Where then are the “original” Jews, the descendants of the Judeans who did not go into exile? Remarkably, the question was asked and answered in subversive fashion by one of the central figures of Zionism.
None other than David Ben-Gurion, the first prime minister of Israel, wrote in 1918 that the Judean peasantry had clung to their soil down the millennia. They had been conquered and converted by Muslim invaders, but had not been displaced.
In other words, the descendants of the Judeans were… the Palestinians.

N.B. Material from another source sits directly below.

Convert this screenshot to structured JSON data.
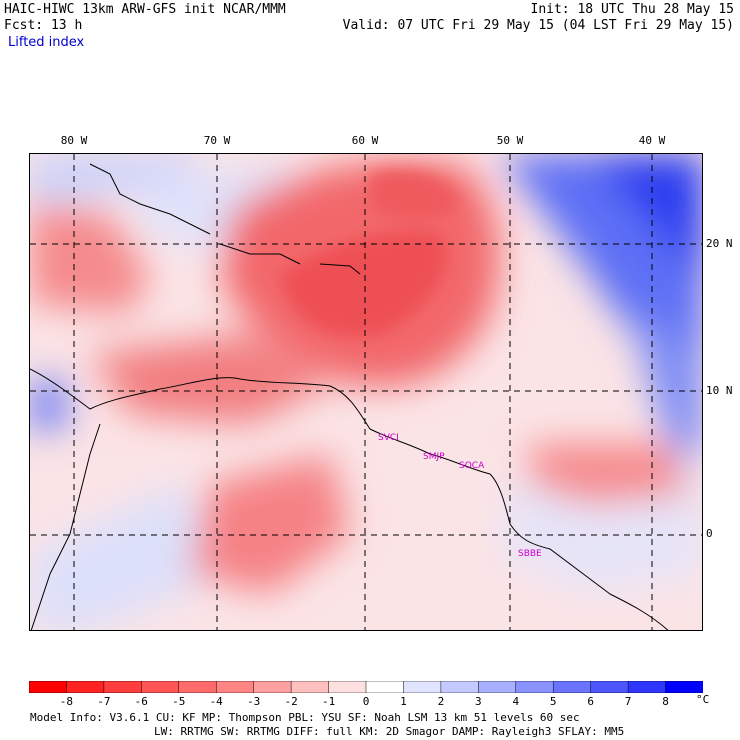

In 1918, Ben-Gurion advanced this theory to argue that the Palestinians could be painlessly integrated into the Zionist project. After the mass Palestinian revolts of the 1930s, the idea of integrating the two populations rapidly lost favour.
Sand, however, is happy to re-raise it. While recognising that all populations are changed by migration, conquest and trade, he argues that: “It is quite likely that an inhabitant of Hebron is closer in origin to the ancient Hebrews than the majority of those across the world who identify themselves as Jews.”
It is an explosive argument that puts into question the very existence of Israel as an exclusive and dogmatic Jewish state. And that is just as Sand intended.